Y ahora que ya estoy instalada en el lugar-paraíso-ojo de buey que soñé toda mi vida -Agua de Oro, pueblo pequeñito de las sierras de Córdoba - viene a buscarme el dolor, con sus consejos, con sus límites y enseñanzas: “detente un poco, yo también existo”.
El dolor, cuyo nombre he aprendido de chica, cuyos pasos caminan por el techo, se aproximan, me cercan, el dolor me trae su mariposa negra, sus flores moradas, incrusta su corazón de hielo en mis latidos desprevenidos.
Le digo que acá no hay nada digno de sufrirse, tan sólo solitarias plantas esperando su riego, musitando plegarias, le pregunto qué busca, incesante y eterno, en el vacío.

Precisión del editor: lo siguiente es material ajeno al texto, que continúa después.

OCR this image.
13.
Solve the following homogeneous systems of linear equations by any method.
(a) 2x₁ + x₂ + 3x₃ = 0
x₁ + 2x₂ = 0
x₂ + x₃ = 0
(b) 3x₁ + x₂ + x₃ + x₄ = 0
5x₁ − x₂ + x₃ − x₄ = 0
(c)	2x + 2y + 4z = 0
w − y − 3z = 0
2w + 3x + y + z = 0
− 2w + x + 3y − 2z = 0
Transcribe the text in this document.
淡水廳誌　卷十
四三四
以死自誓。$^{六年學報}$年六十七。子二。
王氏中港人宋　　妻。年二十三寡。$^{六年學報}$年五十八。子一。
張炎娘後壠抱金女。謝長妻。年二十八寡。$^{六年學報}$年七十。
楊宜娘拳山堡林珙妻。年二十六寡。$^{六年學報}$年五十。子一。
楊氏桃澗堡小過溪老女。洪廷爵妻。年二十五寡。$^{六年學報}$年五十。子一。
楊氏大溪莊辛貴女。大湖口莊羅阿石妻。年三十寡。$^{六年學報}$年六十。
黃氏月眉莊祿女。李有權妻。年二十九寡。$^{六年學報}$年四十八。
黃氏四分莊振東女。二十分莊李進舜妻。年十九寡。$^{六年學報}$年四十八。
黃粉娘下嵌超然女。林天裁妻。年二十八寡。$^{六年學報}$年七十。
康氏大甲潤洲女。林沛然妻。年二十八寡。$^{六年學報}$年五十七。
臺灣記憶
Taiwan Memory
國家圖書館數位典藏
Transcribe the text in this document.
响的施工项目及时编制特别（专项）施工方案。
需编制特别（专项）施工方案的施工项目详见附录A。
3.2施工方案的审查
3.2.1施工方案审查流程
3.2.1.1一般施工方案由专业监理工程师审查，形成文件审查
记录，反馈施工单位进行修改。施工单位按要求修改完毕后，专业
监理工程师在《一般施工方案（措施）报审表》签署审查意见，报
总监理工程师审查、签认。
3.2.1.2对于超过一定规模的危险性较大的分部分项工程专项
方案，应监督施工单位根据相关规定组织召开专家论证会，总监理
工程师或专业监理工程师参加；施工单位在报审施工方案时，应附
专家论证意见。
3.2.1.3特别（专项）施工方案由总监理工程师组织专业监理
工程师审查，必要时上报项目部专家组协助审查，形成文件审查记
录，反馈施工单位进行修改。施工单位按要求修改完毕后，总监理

No contesta, yo misma me contesto que una música soñada que han escuchado despiertos mis párpados, una música ejecutada en un violín del sueño, escuchada por tenaces espectadores que no duermen, ha hecho girar el dolor otra vez. Yo misma tal vez, parada allí, silenciosa y congelada, he hecho girar la rueda.
La belleza
Y de pronto me digo que la belleza es una bruja mala, que los más extremados paisajes no traen calma sino excitación, y que la excitación trae el dolor. El agua mientras tanto canta en el riacho que pasa por la puerta de mi casa, el agua transparente que abriga piedras de hace miles de años. Y cuando canta el agua mi canto se hace melancólico: tengo temor de no volver de la belleza de decir…
Y otro de pronto, me digo que como vírgenes antiguas las palabras desesperan cuando llega a tocarse, o apenas a rozarse, la carne del misterio. Que la hermosura sólo más allá de la vida parecería tener poder, que sólo recostada en mi caja de muerta podría volver a hablar.
Pero vuelvo, y no estoy muerta, estoy viva, salgo al jardín, sostengo a mi perra CHANCIS del collar.